A Trusted Individual
A trusted individual is someone who can identify you independently of your key. Steemit can identify users by their email, facebook, and reddit logins (if you signed up through us). You could also use your mother, wife, employer, or friend, or other 3rd party provider.
When you notice your account has been hacked you contact your account recovery partner (the trusted individual) and ask them to submit a request to change the locks on your account. They verify you by whatever means they find satisfactory and then submit a proposal to the blockchain to change the locks to the ones you gave them.
Once the promposal is submitted to the blockchain, you will have 24 hours to login with both your old and new keys (aka passwords). Any key you used within the past 30 days is sufficient. If you login in time, then the keys will be changed and the hacker will be locked out.

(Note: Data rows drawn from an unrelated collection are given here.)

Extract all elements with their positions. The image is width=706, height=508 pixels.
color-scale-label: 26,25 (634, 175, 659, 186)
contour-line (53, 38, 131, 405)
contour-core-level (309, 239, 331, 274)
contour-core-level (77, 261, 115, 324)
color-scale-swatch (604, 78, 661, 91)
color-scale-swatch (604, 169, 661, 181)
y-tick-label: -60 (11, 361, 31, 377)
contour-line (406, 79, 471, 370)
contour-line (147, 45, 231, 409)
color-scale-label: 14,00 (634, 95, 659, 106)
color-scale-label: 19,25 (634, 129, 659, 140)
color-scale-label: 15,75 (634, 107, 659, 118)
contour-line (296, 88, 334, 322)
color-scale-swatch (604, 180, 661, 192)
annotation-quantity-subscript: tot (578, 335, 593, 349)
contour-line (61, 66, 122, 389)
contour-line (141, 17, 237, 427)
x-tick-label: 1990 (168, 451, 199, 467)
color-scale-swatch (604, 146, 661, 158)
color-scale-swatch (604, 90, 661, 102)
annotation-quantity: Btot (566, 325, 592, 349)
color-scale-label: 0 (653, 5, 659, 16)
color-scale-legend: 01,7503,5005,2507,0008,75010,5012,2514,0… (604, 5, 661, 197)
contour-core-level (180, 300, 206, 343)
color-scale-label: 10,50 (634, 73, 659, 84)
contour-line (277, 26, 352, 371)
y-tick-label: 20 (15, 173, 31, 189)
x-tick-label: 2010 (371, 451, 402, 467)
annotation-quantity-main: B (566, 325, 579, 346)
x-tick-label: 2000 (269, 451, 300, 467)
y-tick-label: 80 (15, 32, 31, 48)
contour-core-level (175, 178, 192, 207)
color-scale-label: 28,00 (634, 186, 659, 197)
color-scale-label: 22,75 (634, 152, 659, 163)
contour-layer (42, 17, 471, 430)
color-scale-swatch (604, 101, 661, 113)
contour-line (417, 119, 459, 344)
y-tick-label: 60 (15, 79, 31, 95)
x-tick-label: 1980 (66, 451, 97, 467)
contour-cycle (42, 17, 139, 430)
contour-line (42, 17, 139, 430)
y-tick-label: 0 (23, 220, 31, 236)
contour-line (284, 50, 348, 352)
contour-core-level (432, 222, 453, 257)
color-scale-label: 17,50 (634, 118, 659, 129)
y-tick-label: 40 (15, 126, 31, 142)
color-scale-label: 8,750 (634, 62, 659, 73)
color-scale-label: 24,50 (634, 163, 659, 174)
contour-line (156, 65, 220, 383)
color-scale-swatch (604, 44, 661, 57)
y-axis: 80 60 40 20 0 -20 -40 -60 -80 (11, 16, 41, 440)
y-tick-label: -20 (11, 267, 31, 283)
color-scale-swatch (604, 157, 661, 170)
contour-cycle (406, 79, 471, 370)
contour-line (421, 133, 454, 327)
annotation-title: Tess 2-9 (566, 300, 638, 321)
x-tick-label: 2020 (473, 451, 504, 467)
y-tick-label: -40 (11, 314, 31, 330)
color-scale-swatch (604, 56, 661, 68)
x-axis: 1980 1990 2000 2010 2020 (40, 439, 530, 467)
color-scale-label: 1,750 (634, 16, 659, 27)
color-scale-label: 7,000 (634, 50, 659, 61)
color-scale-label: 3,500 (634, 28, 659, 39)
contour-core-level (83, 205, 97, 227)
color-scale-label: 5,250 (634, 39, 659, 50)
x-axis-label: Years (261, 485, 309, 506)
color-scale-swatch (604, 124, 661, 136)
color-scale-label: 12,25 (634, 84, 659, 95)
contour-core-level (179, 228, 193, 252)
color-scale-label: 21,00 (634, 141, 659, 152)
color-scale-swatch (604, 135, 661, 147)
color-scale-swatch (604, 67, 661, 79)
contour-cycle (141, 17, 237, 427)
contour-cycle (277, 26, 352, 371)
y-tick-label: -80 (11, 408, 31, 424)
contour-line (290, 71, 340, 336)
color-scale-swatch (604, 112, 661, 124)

If you don't have a key that was used within the past 30 days, then your account will be unrecoverable.
Why it is Secure
This process is strictly more secure than what any cryptocurrency offers today. Your trusted account recovery partner does not have access to your account because they do not have access to any of your keys. This means that your account is secure unless you are hacked by your account recovery partner. Because you know who your account recovery partner is there is little chance they could hack you and get away with it.
What if your Recovery Partner is Hacked too?

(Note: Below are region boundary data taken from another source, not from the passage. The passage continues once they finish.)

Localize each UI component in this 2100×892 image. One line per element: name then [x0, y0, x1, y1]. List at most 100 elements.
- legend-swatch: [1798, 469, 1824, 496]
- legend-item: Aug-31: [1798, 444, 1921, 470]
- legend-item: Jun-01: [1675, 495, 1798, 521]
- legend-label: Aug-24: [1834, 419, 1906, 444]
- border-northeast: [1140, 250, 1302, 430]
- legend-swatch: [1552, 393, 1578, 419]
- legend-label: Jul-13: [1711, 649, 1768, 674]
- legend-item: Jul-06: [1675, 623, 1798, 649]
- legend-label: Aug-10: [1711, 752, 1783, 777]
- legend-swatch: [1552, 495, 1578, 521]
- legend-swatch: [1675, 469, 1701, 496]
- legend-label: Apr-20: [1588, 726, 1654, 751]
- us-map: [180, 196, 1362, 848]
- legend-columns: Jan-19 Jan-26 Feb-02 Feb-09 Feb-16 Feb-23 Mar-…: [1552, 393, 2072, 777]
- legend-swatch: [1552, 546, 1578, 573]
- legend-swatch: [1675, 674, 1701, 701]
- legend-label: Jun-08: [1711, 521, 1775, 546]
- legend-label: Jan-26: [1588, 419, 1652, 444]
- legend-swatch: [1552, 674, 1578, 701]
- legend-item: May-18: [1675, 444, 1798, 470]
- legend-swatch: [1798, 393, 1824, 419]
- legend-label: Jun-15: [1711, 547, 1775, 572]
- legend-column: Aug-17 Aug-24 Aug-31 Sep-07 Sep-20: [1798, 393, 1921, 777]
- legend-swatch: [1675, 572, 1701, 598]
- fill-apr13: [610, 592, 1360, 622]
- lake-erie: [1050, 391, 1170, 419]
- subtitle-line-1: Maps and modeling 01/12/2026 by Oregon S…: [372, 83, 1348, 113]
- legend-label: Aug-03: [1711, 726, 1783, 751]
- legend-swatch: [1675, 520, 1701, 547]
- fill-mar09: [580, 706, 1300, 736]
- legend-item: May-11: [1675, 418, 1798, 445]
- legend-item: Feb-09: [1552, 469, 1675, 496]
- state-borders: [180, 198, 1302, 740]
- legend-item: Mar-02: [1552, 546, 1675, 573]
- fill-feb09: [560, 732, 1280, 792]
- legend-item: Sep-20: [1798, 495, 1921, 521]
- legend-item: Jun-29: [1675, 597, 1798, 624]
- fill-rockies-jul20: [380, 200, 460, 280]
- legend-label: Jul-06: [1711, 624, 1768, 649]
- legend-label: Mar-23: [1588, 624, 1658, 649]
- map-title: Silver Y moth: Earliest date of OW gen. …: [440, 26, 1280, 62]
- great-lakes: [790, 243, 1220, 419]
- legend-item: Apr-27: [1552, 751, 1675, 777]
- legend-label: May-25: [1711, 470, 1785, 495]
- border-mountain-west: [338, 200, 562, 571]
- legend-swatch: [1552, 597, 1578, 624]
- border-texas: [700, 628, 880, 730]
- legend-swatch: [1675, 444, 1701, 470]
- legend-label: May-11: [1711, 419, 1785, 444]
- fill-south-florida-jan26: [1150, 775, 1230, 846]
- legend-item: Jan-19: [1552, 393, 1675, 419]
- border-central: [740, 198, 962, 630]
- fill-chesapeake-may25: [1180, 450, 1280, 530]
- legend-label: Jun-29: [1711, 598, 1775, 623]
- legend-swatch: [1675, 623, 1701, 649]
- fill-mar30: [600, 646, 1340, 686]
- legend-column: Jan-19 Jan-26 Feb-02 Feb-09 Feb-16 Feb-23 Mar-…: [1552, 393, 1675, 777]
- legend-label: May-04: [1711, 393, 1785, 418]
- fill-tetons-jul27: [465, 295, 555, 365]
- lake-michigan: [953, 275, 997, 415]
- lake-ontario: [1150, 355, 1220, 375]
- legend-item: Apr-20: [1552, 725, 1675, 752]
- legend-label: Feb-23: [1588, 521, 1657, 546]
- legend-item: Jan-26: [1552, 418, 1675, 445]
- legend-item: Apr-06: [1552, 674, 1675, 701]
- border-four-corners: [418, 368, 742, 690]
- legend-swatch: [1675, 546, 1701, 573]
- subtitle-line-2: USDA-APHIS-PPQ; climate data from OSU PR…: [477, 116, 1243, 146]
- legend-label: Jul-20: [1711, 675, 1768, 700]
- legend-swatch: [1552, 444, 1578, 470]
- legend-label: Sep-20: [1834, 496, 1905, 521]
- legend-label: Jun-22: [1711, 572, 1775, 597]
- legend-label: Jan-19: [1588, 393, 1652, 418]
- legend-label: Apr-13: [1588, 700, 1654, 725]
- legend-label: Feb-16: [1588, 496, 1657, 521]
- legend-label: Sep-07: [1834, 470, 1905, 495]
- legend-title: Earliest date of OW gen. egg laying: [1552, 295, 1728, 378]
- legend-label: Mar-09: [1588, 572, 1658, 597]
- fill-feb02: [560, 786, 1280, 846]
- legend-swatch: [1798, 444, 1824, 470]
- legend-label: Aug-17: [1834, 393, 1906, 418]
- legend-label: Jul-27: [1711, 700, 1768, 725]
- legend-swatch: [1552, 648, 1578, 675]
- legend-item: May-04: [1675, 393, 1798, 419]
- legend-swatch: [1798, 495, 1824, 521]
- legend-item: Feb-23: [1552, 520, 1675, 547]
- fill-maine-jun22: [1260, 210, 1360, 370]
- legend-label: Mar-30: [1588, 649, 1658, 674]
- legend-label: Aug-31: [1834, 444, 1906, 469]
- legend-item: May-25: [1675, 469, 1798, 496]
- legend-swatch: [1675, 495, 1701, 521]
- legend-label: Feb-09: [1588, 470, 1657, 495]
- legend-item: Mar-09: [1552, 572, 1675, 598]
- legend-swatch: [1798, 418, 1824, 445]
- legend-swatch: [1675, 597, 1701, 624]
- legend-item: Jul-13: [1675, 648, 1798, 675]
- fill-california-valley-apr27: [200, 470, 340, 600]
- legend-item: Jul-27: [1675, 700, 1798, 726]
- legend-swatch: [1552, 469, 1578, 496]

In this case, they would simply appeal to their own account recovery partner. Once they recover their account, then they can work with you to recover your account. It is exponentially unlikely that the hacker can compromise all accounts in a very long chain of recovery partners.
Changing your Partner
At anytime the owner of an account can request a change to their recovery partner. After a 30 day wait (during which the change can be challenged), the recovery partner is updated. This means that if you buy an account from someone, then you can rest assured that they cannot take it back. It also means that if you don't like your current partner then you can change it. The recovery partner has no say over the process.

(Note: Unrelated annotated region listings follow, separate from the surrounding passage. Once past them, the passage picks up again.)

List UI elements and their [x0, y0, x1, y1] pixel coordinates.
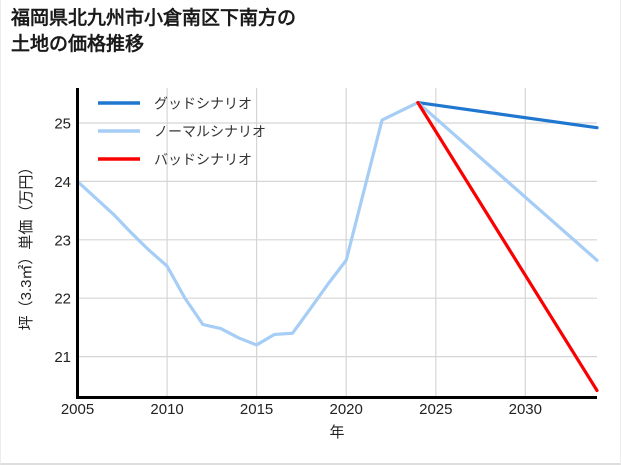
- legend-label-2: バッドシナリオ: [154, 152, 252, 168]
- x-tick-label: 2010: [150, 401, 183, 418]
- legend-label-0: グッドシナリオ: [154, 96, 252, 112]
- y-tick-labels-group: 21 22 23 24 25: [54, 116, 71, 367]
- x-axis-title: 年: [329, 424, 344, 441]
- x-tick-label: 2015: [240, 401, 273, 418]
- axis-spine-path: [76, 88, 597, 399]
- x-tick-label: 2020: [330, 401, 363, 418]
- y-tick-label: 23: [54, 232, 71, 249]
- axis-spines: [76, 88, 597, 399]
- y-tick-label: 24: [54, 174, 71, 191]
- x-tick-label: 2005: [61, 401, 94, 418]
- y-tick-label: 21: [54, 349, 71, 366]
- y-tick-label: 22: [54, 291, 71, 308]
- x-tick-label: 2030: [509, 401, 542, 418]
- series-line-2: [416, 100, 599, 393]
- series-group: [75, 100, 599, 393]
- series-line-0: [416, 100, 599, 130]
- chart-title: 福岡県北九州市小倉南区下南方の 土地の価格推移: [11, 8, 297, 55]
- series-line-1: [75, 100, 599, 347]
- y-tick-label: 25: [54, 116, 71, 133]
- legend-label-1: ノーマルシナリオ: [154, 124, 266, 140]
- x-tick-labels-group: 2005 2010 2015 2020 2025 2030: [61, 401, 542, 418]
- x-tick-label: 2025: [419, 401, 452, 418]
- y-axis-title: 坪（3.3㎡）単価（万円）: [18, 160, 35, 331]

Selling / Transferring Accounts
Under this system it is still possible to transfer accounts. You must either notify your recovery partner of the change or change the recovery partner. Transfers can be instant if you both trust the recovery partner, or they can take 30 days if you don't trust the recovery partner.
Keeping the Horses in the Barn
When a thief breaks into your house he can still do a lot of damage while you are getting the locks changed. Any cash you have laying around can be taken. You may get your house back, but the cash is still long gone.
Enter Steem Power
90% or more of all wealth in Steem is held in the form of Steem Power. This means that even if the thief gets into your house, he must wait for the time-lock safe to unlock before he can get to your cash. As long as you get your account recovered before your account can power down (1 week) then 99% of your Steem Power will be safe.
Now that we have a rock-solid account recovery process, we will add features for people to hold STEEM and Steem Dollars in time-locked "savings" accounts. These "savings" accounts would add a multi-day delay to any transfer request. If your account is hacked, then you will have a few days before your "savings" is at risk.
Steemit has created a solution to account security that is completely decentralized and based upon real-world identity rather than the poor substitute of a single private key. The entire social network collectively secures and identifies each other. It does all of this without introducing an increased level of trust nor requiring a centralized provider.
Under this model it should be completely unnecessary to hardfork in response to a hack. Any money that does get lost will be small amounts of liquid cash held outside of Steem Power or the time-locked savings accounts.
Due to these extra measures, Steemit can continue to provide a web-based interface even though keys will get stolen from time to time. What won't get stolen is account identity and that makes all the difference in the world.